Lonmin has been too slow to build accommodation for its workers, many of whom still live in temporary shacks, and must submit a renewed housing plan to the government, the office of South African President Jacob Zuma said in e-mailed statement on Sunday. Meanwhile, criminal cases will be brought against police officials for their role the tragedy in which 44 people died, including 34 shot by members of the force in a single day.

“This is massive, absolutely massive because it is giving real cause to our laws to say that you cannot abandon people and keep your license as a mining company,” Bonita Meyersfeld, head of the Centre for Applied Legal Studies at the University of the Witwatersrand, said by phone on Monday. Mining companies “cannot just come into the country, extract resources and benefit from that without giving back to the communities in those mining areas,” she said.

A dispute between Lonmin and a small band of employees, fueled by union rivalry, over several days in August 2012 quickly spiraled of control and ended up as the biggest shooting by South African security forces since the end of apartheid in 1994. The massacre prompted a lengthy inquiry by retired Judge Ian Farlam, who found that police and the company made many errors that caused the incident to escalate.

Commissioner’s Fitness

The inquiry cleared Deputy President Cyril Ramaphosa, who was a non-executive director at Lonmin then, and two other ministers of wrongdoing but the government is willing to pay compensation to victims’ families and those who were injured, the presidency said.
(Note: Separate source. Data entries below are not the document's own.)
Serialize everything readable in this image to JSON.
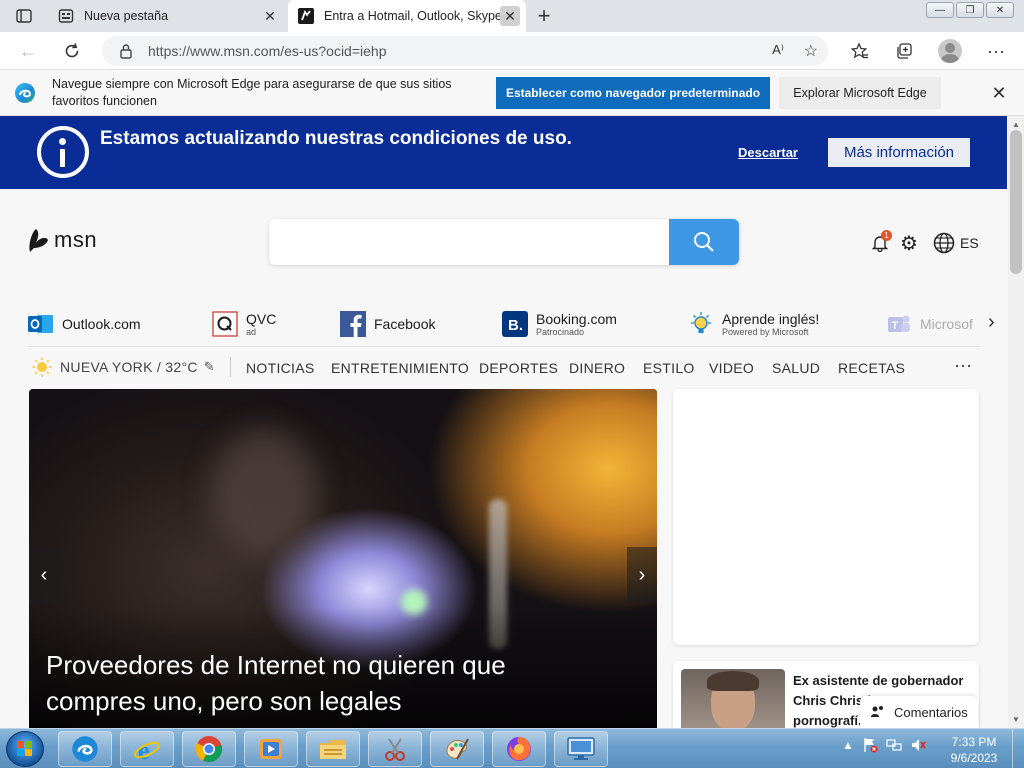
{
  "browser": {
    "tabs": [
      {
        "title": "Nueva pestaña",
        "favicon": "newtab-icon"
      },
      {
        "title": "Entra a Hotmail, Outlook, Skype",
        "favicon": "msn-icon"
      }
    ],
    "url": "https://www.msn.com/es-us?ocid=iehp",
    "read_aloud": "A⁾"
  },
  "infobar": {
    "message": "Navegue siempre con Microsoft Edge para asegurarse de que sus sitios favoritos funcionen",
    "primary_button": "Establecer como navegador predeterminado",
    "secondary_button": "Explorar Microsoft Edge"
  },
  "terms_banner": {
    "text": "Estamos actualizando nuestras condiciones de uso.",
    "dismiss": "Descartar",
    "more_info": "Más información"
  },
  "msn": {
    "brand": "msn",
    "notification_count": "1",
    "language": "ES",
    "accent": "#3f98e6"
  },
  "quicklinks": [
    {
      "name": "Outlook.com",
      "sub": ""
    },
    {
      "name": "QVC",
      "sub": "ad"
    },
    {
      "name": "Facebook",
      "sub": ""
    },
    {
      "name": "Booking.com",
      "sub": "Patrocinado"
    },
    {
      "name": "Aprende inglés!",
      "sub": "Powered by Microsoft"
    },
    {
      "name": "Microsof",
      "sub": ""
    }
  ],
  "nav": {
    "weather": "NUEVA YORK / 32°C",
    "items": [
      "NOTICIAS",
      "ENTRETENIMIENTO",
      "DEPORTES",
      "DINERO",
      "ESTILO",
      "VIDEO",
      "SALUD",
      "RECETAS"
    ],
    "more": "···"
  },
  "hero": {
    "title": "Proveedores de Internet no quieren que compres uno, pero son legales"
  },
  "side_news": {
    "headline": "Ex asistente de gobernador Chris Christie ... pornografí..."
  },
  "comments": {
    "label": "Comentarios"
  },
  "taskbar": {
    "time": "7:33 PM",
    "date": "9/6/2023"
  }
}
A board of inquiry will “look into the fitness to hold office” of Police Commissioner Riah Phiyega, the presidency said. She was appointed not long before the tragedy and had never worked in the police before. Prosecutions will be recommended against a number of policemen for murder, attempted murder, obstructing justice, and giving false testimony.

Improving workers’ living conditions was a key recommendation of the commission but four years on, Lonmin hasn’t fulfilled its obligations, the presidency said. The company recently completed a housing project of 325 units, which are not yet occupied, and has converted all its hostels into 2,700 homes, a plan that was a decade in the making.

Lonmin employed almost 36,000 people at Sept. 30, 2015.

“Progress is slow,” the presidency said. “A compliant housing plan will be requested from Lonmin, failing which immediate action in the form of suspension or cancellation of the mining right will be taken.”

Lonmin is working with the government to find “a lasting solution” to the housing problem, Abey Kgotle, the company’s executive vice president of human resources, said by phone. The company will submit a new plan and is considering handing over more land to the government to build accommodation, he said.